Catch 22

Pick a three-digit number in which all the digits are different. Example: 314.

Now list every possible combination of two digits from the chosen number. In our example, these are 13, 14, 31, 34, 41, and 43.

Divide the sum of these two-digit numbers by the sum of the three digits in the original number, and you’ll always get 22. In our example, (13 + 14 + 31 + 34 + 41 + 43) / (3 + 1 + 4) = 176/8 = 22.

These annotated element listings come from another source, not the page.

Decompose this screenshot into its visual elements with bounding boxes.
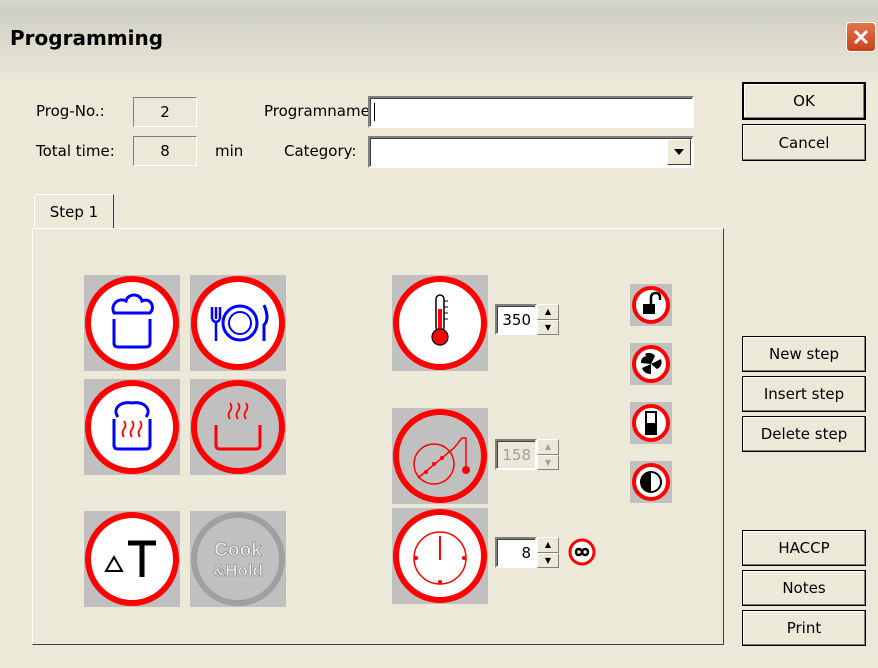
mode-pot-button[interactable] [84, 275, 180, 371]
time-button[interactable] [392, 508, 488, 604]
ok-button[interactable]: OK [742, 82, 866, 120]
delta-t-icon [85, 512, 179, 606]
thermometer-icon [393, 276, 487, 370]
core-temp-spinner: 158 ▲ ▼ [495, 439, 559, 470]
toast-icon [85, 380, 179, 474]
total-time-value: 8 [133, 136, 197, 166]
clock-icon [393, 509, 487, 603]
time-up-button[interactable]: ▲ [537, 537, 559, 553]
prog-no-label: Prog-No.: [36, 102, 105, 120]
total-time-label: Total time: [36, 142, 115, 160]
text-cursor [374, 103, 375, 121]
programname-label: Programname: [264, 102, 375, 120]
infinity-button[interactable] [568, 538, 596, 566]
half-circle-icon [632, 463, 670, 501]
window-title: Programming [10, 26, 164, 50]
steam-pot-icon [191, 380, 285, 474]
title-bar: Programming [0, 0, 878, 84]
half-power-icon [632, 404, 670, 442]
print-button[interactable]: Print [742, 610, 866, 646]
time-spinner[interactable]: 8 ▲ ▼ [495, 537, 559, 568]
core-temp-value: 158 [495, 439, 537, 470]
time-value[interactable]: 8 [495, 537, 537, 568]
category-dropdown-button[interactable] [667, 139, 691, 165]
cancel-button[interactable]: Cancel [742, 124, 866, 161]
temperature-spinner[interactable]: 350 ▲ ▼ [495, 304, 559, 335]
temperature-value[interactable]: 350 [495, 304, 537, 335]
haccp-button[interactable]: HACCP [742, 530, 866, 566]
cook-hold-icon: Cook &Hold [191, 512, 285, 606]
time-down-button[interactable]: ▼ [537, 552, 559, 568]
category-label: Category: [284, 142, 357, 160]
cook-hold-line-2: &Hold [213, 561, 263, 580]
pot-icon [85, 276, 179, 370]
mode-cook-hold-button[interactable]: Cook &Hold [190, 511, 286, 607]
dropdown-arrow-icon [674, 149, 684, 155]
total-time-unit: min [215, 142, 244, 160]
fan-option-button[interactable] [630, 343, 672, 385]
power-option-button[interactable] [630, 402, 672, 444]
core-temp-down-button: ▼ [537, 454, 559, 470]
temperature-down-button[interactable]: ▼ [537, 319, 559, 335]
close-icon [853, 29, 869, 45]
close-button[interactable] [846, 22, 876, 52]
half-mode-option-button[interactable] [630, 461, 672, 503]
core-probe-icon [393, 409, 487, 503]
new-step-button[interactable]: New step [742, 336, 866, 372]
mode-toast-button[interactable] [84, 379, 180, 475]
notes-button[interactable]: Notes [742, 570, 866, 606]
category-select[interactable] [368, 136, 694, 168]
infinity-icon [568, 538, 596, 566]
mode-steam-button[interactable] [190, 379, 286, 475]
lock-option-button[interactable] [630, 284, 672, 326]
delete-step-button[interactable]: Delete step [742, 416, 866, 452]
core-temp-button[interactable] [392, 408, 488, 504]
cook-hold-line-1: Cook [214, 540, 262, 561]
programname-input[interactable] [368, 96, 694, 128]
plate-icon [191, 276, 285, 370]
core-temp-up-button: ▲ [537, 439, 559, 455]
tab-step-1[interactable]: Step 1 [34, 194, 114, 228]
temperature-button[interactable] [392, 275, 488, 371]
mode-delta-t-button[interactable] [84, 511, 180, 607]
lock-icon [632, 286, 670, 324]
temperature-up-button[interactable]: ▲ [537, 304, 559, 320]
insert-step-button[interactable]: Insert step [742, 376, 866, 412]
prog-no-value: 2 [133, 97, 197, 127]
mode-plate-button[interactable] [190, 275, 286, 371]
fan-icon [632, 345, 670, 383]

This works because 10a + b, 10a + c, 10b + a, 10b + c, 10c + a, and 10c + b sum to 22a + 22b + 22c = 22(a + b + c), so dividing by a + b + c will always give 22.

(Thanks, Chris.)

06/08/2024 Reader Tom Race points out that essentially the same trick can be performed using the entire number: If you add all six permutations of the original 3 digits, then divide that total by the sum of the 3 digits, the answer is always 222.

For example, using 561:

561 + 516 + 156 + 165 + 651 + 615 = 2664

5 + 6 + 1 = 12

2664 / 12 = 222

“This works because in the first sum each of the three digits (a, b and c) occurs twice in each of the three columns, so the sum is 222a + 222b + 222c = 222(a + b + c).” (Thanks, Tom.)